“You see how silly and childish it is,” I continued, “to give up anything for nothing, to deny yourself pleasures, to make sacrifices for their own sake. That is one of the false virtues which make people self-righteous, ‘goody-goody’ and ridiculous. I know a girl who gave up eating butter during Lent because she liked butter, and she thought it noble to deny herself.”
“Yes,” said Virginia, “and I know girls who won’t take sundaes during Lent, but drink sodas instead, because they like sundaes better.”
I read aloud to them a Ruskin quotation that Ruth had brought some time ago:
“Recollect that ‘mors’ means death, and delaying; and ‘vita’ means life, and growing; and try always, not to mortify yourself, but to vivify yourself.”
“You see,” I said, “I believe in being selfish, in the very largest sense. I believe the whole world, all that I know and love, to be my whole self, and I want to make that as good, as true, as harmonious as I can. What people usually call selfishness is only self-limitation, cutting yourself off.”
“Yes; it is making yourself little.”
“Exactly.
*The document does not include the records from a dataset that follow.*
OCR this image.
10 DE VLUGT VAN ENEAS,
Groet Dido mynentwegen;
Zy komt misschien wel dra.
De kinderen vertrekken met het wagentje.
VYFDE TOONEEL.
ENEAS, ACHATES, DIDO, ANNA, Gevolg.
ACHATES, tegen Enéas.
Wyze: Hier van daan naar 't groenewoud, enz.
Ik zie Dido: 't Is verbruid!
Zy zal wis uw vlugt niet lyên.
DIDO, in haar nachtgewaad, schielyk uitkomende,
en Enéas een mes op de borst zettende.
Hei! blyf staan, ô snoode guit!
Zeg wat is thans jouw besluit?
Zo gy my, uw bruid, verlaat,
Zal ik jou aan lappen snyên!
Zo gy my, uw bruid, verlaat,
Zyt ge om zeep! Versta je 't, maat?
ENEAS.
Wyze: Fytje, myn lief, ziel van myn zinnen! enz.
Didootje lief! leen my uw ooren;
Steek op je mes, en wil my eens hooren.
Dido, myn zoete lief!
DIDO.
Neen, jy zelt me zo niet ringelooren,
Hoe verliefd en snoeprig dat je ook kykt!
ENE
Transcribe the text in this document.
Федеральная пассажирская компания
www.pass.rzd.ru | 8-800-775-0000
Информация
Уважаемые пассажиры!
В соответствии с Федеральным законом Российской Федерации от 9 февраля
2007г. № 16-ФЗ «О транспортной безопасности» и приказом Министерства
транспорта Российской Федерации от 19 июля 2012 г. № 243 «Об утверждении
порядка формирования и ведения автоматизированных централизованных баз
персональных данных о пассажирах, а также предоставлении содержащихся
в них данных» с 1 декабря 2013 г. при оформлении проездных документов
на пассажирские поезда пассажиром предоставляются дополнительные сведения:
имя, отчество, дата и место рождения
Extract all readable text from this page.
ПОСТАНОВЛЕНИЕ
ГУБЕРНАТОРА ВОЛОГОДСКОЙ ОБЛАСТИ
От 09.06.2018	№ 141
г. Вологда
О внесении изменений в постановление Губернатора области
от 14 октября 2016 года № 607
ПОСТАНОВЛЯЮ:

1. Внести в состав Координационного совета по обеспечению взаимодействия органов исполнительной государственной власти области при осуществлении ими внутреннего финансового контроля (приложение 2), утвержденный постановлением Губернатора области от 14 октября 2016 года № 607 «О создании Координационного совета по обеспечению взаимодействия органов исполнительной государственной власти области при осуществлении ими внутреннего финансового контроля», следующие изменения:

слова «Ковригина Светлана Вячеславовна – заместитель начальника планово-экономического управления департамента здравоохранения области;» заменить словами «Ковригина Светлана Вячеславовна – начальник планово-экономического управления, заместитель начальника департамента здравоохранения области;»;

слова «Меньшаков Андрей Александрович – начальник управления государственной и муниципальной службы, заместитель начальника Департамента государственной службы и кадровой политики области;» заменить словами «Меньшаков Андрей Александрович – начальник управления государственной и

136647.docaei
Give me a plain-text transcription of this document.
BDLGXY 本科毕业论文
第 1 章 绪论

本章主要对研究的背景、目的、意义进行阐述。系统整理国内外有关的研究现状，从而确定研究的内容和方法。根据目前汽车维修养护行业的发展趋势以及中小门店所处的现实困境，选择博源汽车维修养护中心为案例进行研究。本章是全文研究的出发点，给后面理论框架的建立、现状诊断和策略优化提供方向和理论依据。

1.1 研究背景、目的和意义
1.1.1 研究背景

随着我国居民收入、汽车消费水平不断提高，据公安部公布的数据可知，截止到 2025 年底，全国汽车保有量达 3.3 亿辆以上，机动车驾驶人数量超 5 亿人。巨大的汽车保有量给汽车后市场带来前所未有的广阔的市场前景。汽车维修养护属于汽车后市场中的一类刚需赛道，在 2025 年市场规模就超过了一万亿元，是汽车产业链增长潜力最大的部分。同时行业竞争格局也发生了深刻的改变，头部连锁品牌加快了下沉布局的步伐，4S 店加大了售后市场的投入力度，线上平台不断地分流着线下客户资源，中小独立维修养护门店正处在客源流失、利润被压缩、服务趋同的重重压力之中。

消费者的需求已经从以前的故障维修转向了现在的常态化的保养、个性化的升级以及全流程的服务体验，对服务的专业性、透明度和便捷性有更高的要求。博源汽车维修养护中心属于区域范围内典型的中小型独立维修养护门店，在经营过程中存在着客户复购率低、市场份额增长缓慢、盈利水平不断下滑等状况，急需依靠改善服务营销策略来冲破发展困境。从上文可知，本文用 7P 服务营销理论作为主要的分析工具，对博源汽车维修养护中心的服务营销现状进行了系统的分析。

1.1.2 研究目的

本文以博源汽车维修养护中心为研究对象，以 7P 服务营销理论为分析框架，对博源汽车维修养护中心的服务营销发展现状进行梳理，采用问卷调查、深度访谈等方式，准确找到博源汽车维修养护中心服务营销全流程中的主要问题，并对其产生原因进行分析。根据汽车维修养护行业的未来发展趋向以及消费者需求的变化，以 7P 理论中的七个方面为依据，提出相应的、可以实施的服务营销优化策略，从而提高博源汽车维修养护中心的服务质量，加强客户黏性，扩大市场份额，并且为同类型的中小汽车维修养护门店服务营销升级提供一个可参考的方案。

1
Take selfish people, and you will find that they are not only making others unhappy, but making their own lives very small and narrow.”
“They are unhappy themselves,” said Florence.
I told them a story of three apple seedlings. The first said: “I will not grow; there is so little room; I will not help crowd out the others.” He died, a weakling. The second said: “I will not bear apples, because the effort might spoil the glossy appearance and fulness of my foliage.” He was good to look at, but—useless. The third one said: “Apple-trees were made to bear apples. I like to do it, I want to do it, and I will.” And he did, and so served himself and many beside.
“I never could understand the morality,” I said, “that tells us to live only for others.”